Lotte Duty Free posted all-time record sales of more than KRW 7.5 trillion ($6.7 billion) at its Korean stores last year, the company revealed last night.

Sales rose 25 percent year-on-year to the highest level in the travel retailer’s 38-year history.

Sales at Lotte Duty Free’s flagship store in Myeong-dong, Seoul exceeded KRW 4 trillion ($3.6 billion), a landmark reached on December 14. That all-time high represented an approximate 35 percent increase year-on-year.

Lotte Duty Free World Tower posted sales of more than KRW 1 trillion ($895.4 million), joining what the retailer dubbed the “One Trillion Club” on December 23.

That represents an 80 percent increase year-on-year for the Jamsil, Seoul store, which reopened on January 5, 2017, 193 days after it was forced to close on June 26, 2016 due to the loss of its license in an open tender.

lotte duty free world tower

Lotte Duty Free World Tower joined the “One Trillion Club” on 23 December.

“Even in the midst of rapid market changes, Lotte Duty Free has been able to achieve a record-breaking year, reflecting 38 years of operational expertise,” said newly appointed Lotte Duty Free CEO Lee Kap. “As a leader in the industry, we will endeavor constantly to improve our performance.”

Lotte Duty Free said that the World Tower store’s excellent tourist services and differentiated luxury brand offer had generated “remarkable achievements” in 2018. This was despite the proliferation of new duty free stores in the Gangnam area, the retailer commented.

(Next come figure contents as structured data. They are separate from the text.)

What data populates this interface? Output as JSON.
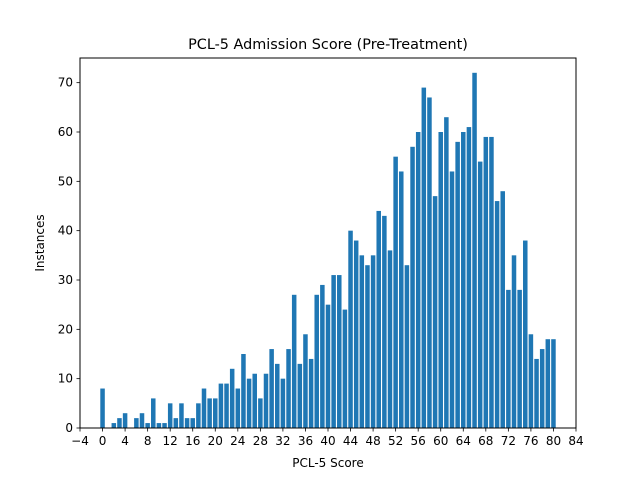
{
  "chart_data": {
    "type": "bar",
    "title": "PCL-5 Admission Score (Pre-Treatment)",
    "xlabel": "PCL-5 Score",
    "ylabel": "Instances",
    "xlim": [
      -4,
      84
    ],
    "ylim": [
      0,
      75
    ],
    "x_ticks": [
      -4,
      0,
      4,
      8,
      12,
      16,
      20,
      24,
      28,
      32,
      36,
      40,
      44,
      48,
      52,
      56,
      60,
      64,
      68,
      72,
      76,
      80,
      84
    ],
    "y_ticks": [
      0,
      10,
      20,
      30,
      40,
      50,
      60,
      70
    ],
    "bar_color": "#1f77b4",
    "grid": false,
    "x": [
      0,
      1,
      2,
      3,
      4,
      5,
      6,
      7,
      8,
      9,
      10,
      11,
      12,
      13,
      14,
      15,
      16,
      17,
      18,
      19,
      20,
      21,
      22,
      23,
      24,
      25,
      26,
      27,
      28,
      29,
      30,
      31,
      32,
      33,
      34,
      35,
      36,
      37,
      38,
      39,
      40,
      41,
      42,
      43,
      44,
      45,
      46,
      47,
      48,
      49,
      50,
      51,
      52,
      53,
      54,
      55,
      56,
      57,
      58,
      59,
      60,
      61,
      62,
      63,
      64,
      65,
      66,
      67,
      68,
      69,
      70,
      71,
      72,
      73,
      74,
      75,
      76,
      77,
      78,
      79,
      80
    ],
    "values": [
      8,
      0,
      1,
      2,
      3,
      0,
      2,
      3,
      1,
      6,
      1,
      1,
      5,
      2,
      5,
      2,
      2,
      5,
      8,
      6,
      6,
      9,
      9,
      12,
      8,
      15,
      10,
      11,
      6,
      11,
      16,
      13,
      10,
      16,
      27,
      13,
      19,
      14,
      27,
      29,
      25,
      31,
      31,
      24,
      40,
      38,
      35,
      33,
      35,
      44,
      43,
      36,
      55,
      52,
      33,
      57,
      60,
      69,
      67,
      47,
      60,
      63,
      52,
      58,
      60,
      61,
      72,
      54,
      59,
      59,
      46,
      48,
      28,
      35,
      28,
      38,
      19,
      14,
      16,
      18,
      18
    ]
  }
}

Despite industry difficulties posed by the THAAD dispute between South Korea and China, sales of small and medium enterprise (SME) Korean brands at the World Tower store increased by 300 percent year-on-year. This contributed to a “win-win relationship” with SMEs, Lotte said.

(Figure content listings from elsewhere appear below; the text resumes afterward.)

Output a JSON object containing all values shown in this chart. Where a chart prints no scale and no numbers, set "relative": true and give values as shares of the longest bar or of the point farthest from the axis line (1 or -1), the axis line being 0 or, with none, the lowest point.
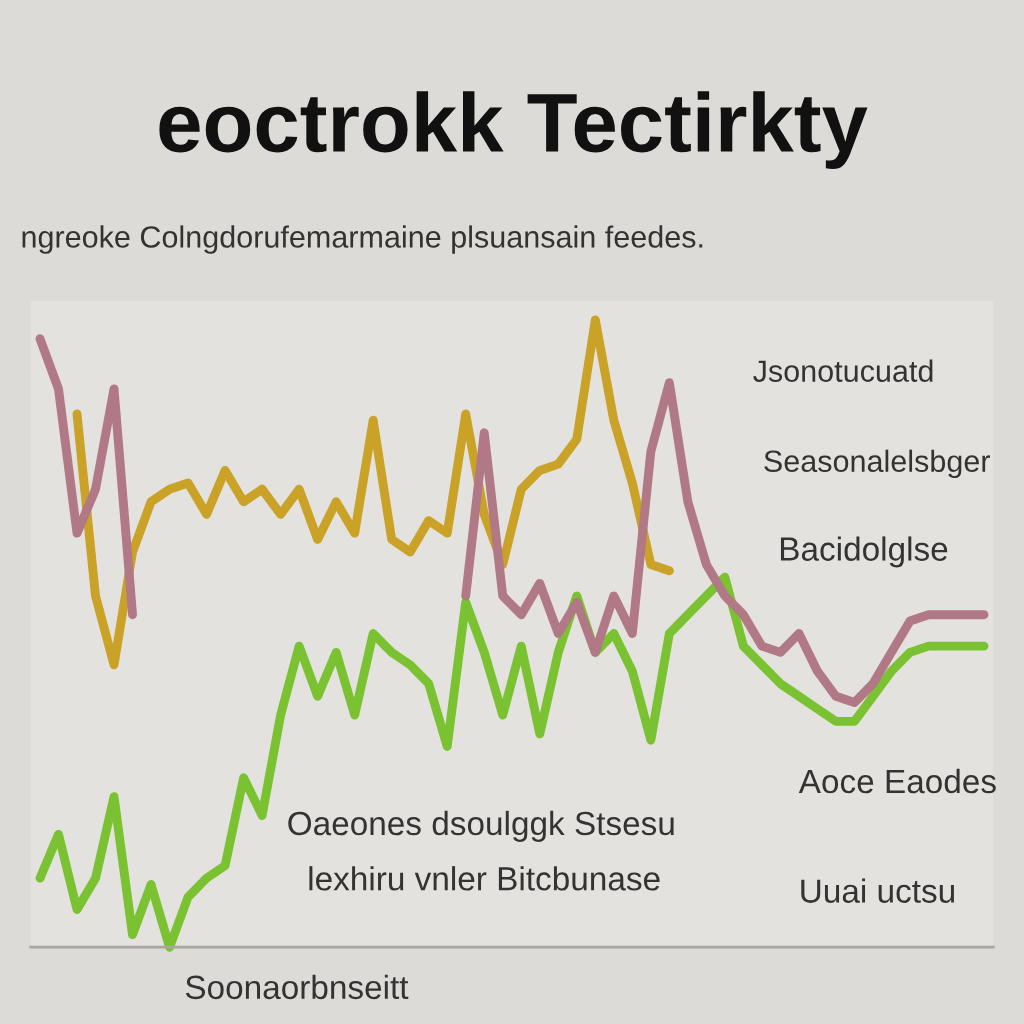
{
  "chart_data": {
    "type": "line",
    "title": "eoctrokk Tectirkty",
    "subtitle": "ngreoke Colngdorufemarmaine plsuansain feedes.",
    "annotations": [
      "Jsonotucuatd",
      "Seasonalelsbger",
      "Bacidolglse",
      "Oaeones dsoulggk Stsesu",
      "lexhiru vnler Bitcbunase",
      "Aoce Eaodes",
      "Uuai uctsu",
      "Soonaorbnseitt"
    ],
    "relative": true,
    "line_style": "solid",
    "categories": [
      null,
      null,
      null,
      null,
      null,
      null,
      null,
      null,
      null,
      null,
      null,
      null,
      null,
      null,
      null,
      null,
      null,
      null,
      null,
      null,
      null,
      null,
      null,
      null,
      null,
      null,
      null,
      null,
      null,
      null,
      null,
      null,
      null,
      null,
      null,
      null,
      null,
      null,
      null,
      null,
      null,
      null,
      null,
      null,
      null,
      null,
      null,
      null,
      null,
      null,
      null,
      null
    ],
    "series": [
      {
        "color": "#c9a227",
        "values": [
          null,
          null,
          0.85,
          0.56,
          0.45,
          0.63,
          0.71,
          0.73,
          0.74,
          0.69,
          0.76,
          0.71,
          0.73,
          0.69,
          0.73,
          0.65,
          0.71,
          0.66,
          0.84,
          0.65,
          0.63,
          0.68,
          0.66,
          0.85,
          0.69,
          0.61,
          0.73,
          0.76,
          0.77,
          0.81,
          1.0,
          0.84,
          0.74,
          0.61,
          0.6,
          null,
          null,
          null,
          null,
          null,
          null,
          null,
          null,
          null,
          null,
          null,
          null,
          null,
          null,
          null,
          null,
          null
        ]
      },
      {
        "color": "#7ac231",
        "values": [
          0.11,
          0.18,
          0.06,
          0.11,
          0.24,
          0.02,
          0.1,
          0.0,
          0.08,
          0.11,
          0.13,
          0.27,
          0.21,
          0.37,
          0.48,
          0.4,
          0.47,
          0.37,
          0.5,
          0.47,
          0.45,
          0.42,
          0.32,
          0.55,
          0.47,
          0.37,
          0.48,
          0.34,
          0.47,
          0.56,
          0.47,
          0.5,
          0.44,
          0.33,
          0.5,
          0.53,
          0.56,
          0.59,
          0.48,
          0.45,
          0.42,
          0.4,
          0.38,
          0.36,
          0.36,
          0.4,
          0.44,
          0.47,
          0.48,
          0.48,
          0.48,
          0.48
        ]
      },
      {
        "color": "#b07985",
        "values": [
          0.97,
          0.89,
          0.66,
          0.73,
          0.89,
          0.53,
          null,
          null,
          null,
          null,
          null,
          null,
          null,
          null,
          null,
          null,
          null,
          null,
          null,
          null,
          null,
          null,
          null,
          0.56,
          0.82,
          0.56,
          0.53,
          0.58,
          0.5,
          0.55,
          0.47,
          0.56,
          0.5,
          0.79,
          0.9,
          0.71,
          0.61,
          0.56,
          0.53,
          0.48,
          0.47,
          0.5,
          0.44,
          0.4,
          0.39,
          0.42,
          0.47,
          0.52,
          0.53,
          0.53,
          0.53,
          0.53
        ]
      }
    ]
  }
}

Increased demand by daigou shoppers “greatly influenced” sales said Lotte. The retailer noted that such travelers had compensated for the “stagnation” of conventional Chinese tourism since the THAAD dispute erupted in March 2017.  However, Korean travel retail executives and observers are closely monitoring the impact of China’s new e-commerce law, introduced on January 1, 2019, which is expected to hit the daigou business hard.

Online boom

Lotte Duty Free’s online sales boomed by 50 percent year-on-year to KRW 2 trillion (almost $1.8 billion) in 2018. That represented around 25 percent of total revenue compared to just 8 percent in 2013, a more than tripling of share. Lotte attributed the gains to improvements in its online and mobile platforms, allied to successful promotional initiatives.

Investment pays off

Lotte Duty Free said that heavy investment in improved facilities had reaped rewards. In August 2016, the Myeong-dong store’s 12th floor was expanded to ease shopping congestion and enhance the offer. In October 2018, Lotte opened a revamped “Star Avenue Corner” on the first floor of the flagship store and ‘Blooming Beauty’, a 519sq m shop-in-shop that houses around 130 brands, 60 of them SME labels and 30 of them independently owned.

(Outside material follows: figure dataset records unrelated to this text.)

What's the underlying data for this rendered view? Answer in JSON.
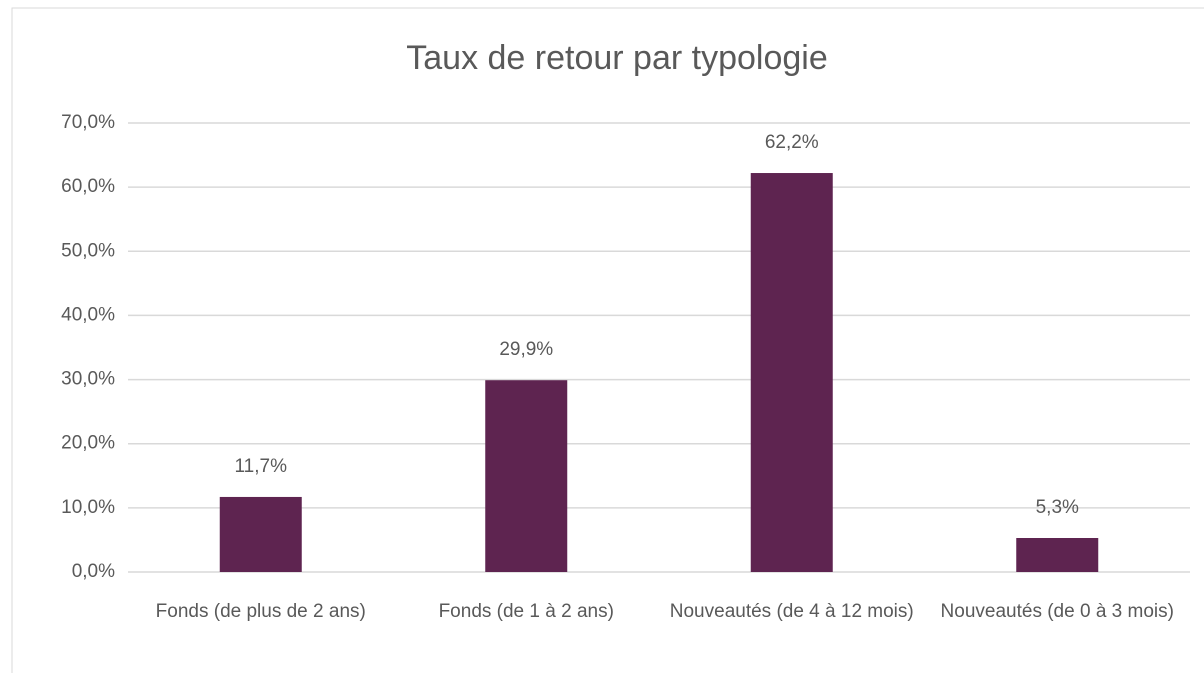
{
  "chart_data": {
    "type": "bar",
    "title": "Taux de retour par typologie",
    "categories": [
      "Fonds (de plus de 2 ans)",
      "Fonds (de 1 à 2 ans)",
      "Nouveautés (de 4 à 12 mois)",
      "Nouveautés (de 0 à 3 mois)"
    ],
    "values": [
      11.7,
      29.9,
      62.2,
      5.3
    ],
    "value_labels": [
      "11,7%",
      "29,9%",
      "62,2%",
      "5,3%"
    ],
    "color": "#5e2450",
    "ylim": [
      0,
      70
    ],
    "yticks": [
      {
        "value": 0,
        "label": "0,0%"
      },
      {
        "value": 10,
        "label": "10,0%"
      },
      {
        "value": 20,
        "label": "20,0%"
      },
      {
        "value": 30,
        "label": "30,0%"
      },
      {
        "value": 40,
        "label": "40,0%"
      },
      {
        "value": 50,
        "label": "50,0%"
      },
      {
        "value": 60,
        "label": "60,0%"
      },
      {
        "value": 70,
        "label": "70,0%"
      }
    ],
    "grid": true
  }
}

“Through this, we are diversifying brands and achieving mutual growth,” Lotte said. In April last year, the company unveiled its KRW10 billion ($9 million) Star Lounge in Myeong-dong for top VIP customers. Invitations to brand events for houses such as Chanel and Swarovski have generated “hot reaction” among customers, the company said.

The story so far

Lotte Duty Free started trading in 1980 at its Myeong-dong store. It has been South Korea’s number one duty free retailer ever since (and the Myeong-dong shop the country’s most popular door). Annual sales reached KRW 2.2 billion in 1980 (just under $2 million at today’s exchange rates), rising to KRW 1 trillion ($895.4 million) by 2011 when South Korea’s Chinese tourism boom began.

Sales rose to KRW 2 trillion in 2015, and KRW 3 trillion in 2016.